Gruesome photos of the latest Syrian massacre were mostly kept to the inside pages of today’s Israeli newspapers but the front-pages headlines were enough to convey the horror.
Maariv’s headline paraphrases US Secretary of State, Hillary Clinton, “It is time for Bashar Assad to leave Syria.” Israel Hayom takes a similar tone in its headline, “The world is shocked by Assad: time for him to go.” Haaretz displays a picture of three children who were killed in the massacre alongside its headline, “More than 100 killed in a massacre in Hama, Assad keeps inspectors away by shooting [at them].” Yedioth Ahronoth simply writes, “The world is shocked.”
The papers all have similar coverage covering the details of the latest massacre, but the papers disagree on how many were killed. Maariv is on the low end with 80 and Haaretz lists over 100. Both Yedioth Ahronoth and Maariv provide a list of massacres in Syria that occurred in the past months.
Yedioth Ahronoth has a translated op-ed piece on page two by Nobel Peace Prize recipient Elie Wiesel who recommends charging Assad at the International Criminal Court in The Hague. “No honorable person would come to his defense. No nation would offer him shelter. No statute of limitations would apply to his case,” he says.
Maariv features an op-ed piece from Rodan Zaid, a member of the Syrian opposition, begging for international assistance. Zaid describes Syrian forces burning bodies to cover up massacres and the futility of the Syrian people, who are completely alone. “I spoke to my family across Syria and they are very worried, why won’t the Americans and the West help us. Even a small step like closing Syrian airspace would help.”
Israel Hayom brought in Professor Eyal Zisser who titles his piece, “Now this is also a civil war.” Zisser writes that this massacre will now wake up the Syrian middle class who now realize that Assad is not the solution but the problem. The professor warns that the ethnic divisions could now ignite and turn Syria into a prolonged conflict. But the professor does not think it will end well either, “A war in Syria does not seem to have an end. In the meantime, it will continue to bleed and kill its own people.”

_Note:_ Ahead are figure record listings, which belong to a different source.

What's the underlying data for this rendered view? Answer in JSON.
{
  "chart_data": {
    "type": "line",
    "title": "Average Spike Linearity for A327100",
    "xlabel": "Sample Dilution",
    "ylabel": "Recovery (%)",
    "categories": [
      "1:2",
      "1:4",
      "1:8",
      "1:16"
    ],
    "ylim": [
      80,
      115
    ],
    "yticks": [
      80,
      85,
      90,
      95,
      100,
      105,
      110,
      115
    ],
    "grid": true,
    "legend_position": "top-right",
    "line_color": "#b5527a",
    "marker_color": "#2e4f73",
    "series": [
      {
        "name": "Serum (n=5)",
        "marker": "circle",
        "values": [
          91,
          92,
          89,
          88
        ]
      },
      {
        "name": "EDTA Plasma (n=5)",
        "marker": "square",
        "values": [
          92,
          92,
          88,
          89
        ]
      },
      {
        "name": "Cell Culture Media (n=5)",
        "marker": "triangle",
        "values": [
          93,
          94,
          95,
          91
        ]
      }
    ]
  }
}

Haaretz’s coverage of the massacre is a bit more in depth and includes information about the Syrian army opening fire on UN observers to keep them from investigating the massacre.
Haaretz also includes an opinion piece by Zvi Bar’el who argues that the pressure should not be on the West to act but rather more pressure should be applied to Russia. “With Russia’s position, the military option against Assad will never be established.”
Orders of the court
Two court orders were issued Thursday regarding very controversial issues. Israel Hayom reports on page five about a court decision to approve deportation for refugees from South Sudan and the deportation could begin as early as next week. Interior Minister Eli Yishai wrote a piece for Israel Hayom in which he states, “I am very happy with the court’s decision. It is a good step, in the right direction, but still a very small step.” Yishai then proceeds to say that he wants to create a detention center to hold the refugees and those who want to stay could remain there. Yishai hopes that this first step will prompt other refugees to think twice about remaining in Israel.
Defense Minister Ehud Barak had plenty to say about people involved in the Harpaz Affair, including Attorney General Yehuda Weinstein. The Justice Ministry supported Barak – sort of. Haaretz reports that a spokesperson for the Justice Ministry said Barak’s statements came at various stages in the investigation and were, “falsifications, distortions and not something we wish to comment on.”
Barak’s statements reportedly included attacks on Weinstein’s professional capability to conduct an investigation. This article is situated above a brief article reporting that the Supreme Court issued a gag order on the publication of the evidence in the Harpaz Affair. Investigators sought the order to prevent more leaks in the case, which they claim are harming their ability to investigate.
It’s a bird, it’s a plane, it’s a Russian missile?
A UFO scare in Israel made the papers today as hundreds of residents saw what appeared to be a falling star, or a missile, and called emergency services last night. One eyewitness told Yedioth Ahronoth, “I’ve never seen anything like it. I thought it was a helicopter crashing or a meteor.” According to the paper, the object was a Russian ICBM test that crossed over the Middle East.
President Shimon Peres will be visiting the United States this week and will receive the Presidential Medal of Freedom from President Barack Obama. According to Israel Hayom, the Peres will bring gifts for the American first family, including a collection of historic documents from the establishment of the State of Israel for the president, and a necklace for the First Lady. The ceremony will take place on Wednesday and will be attended by over 140 guests from the American and Israeli governments.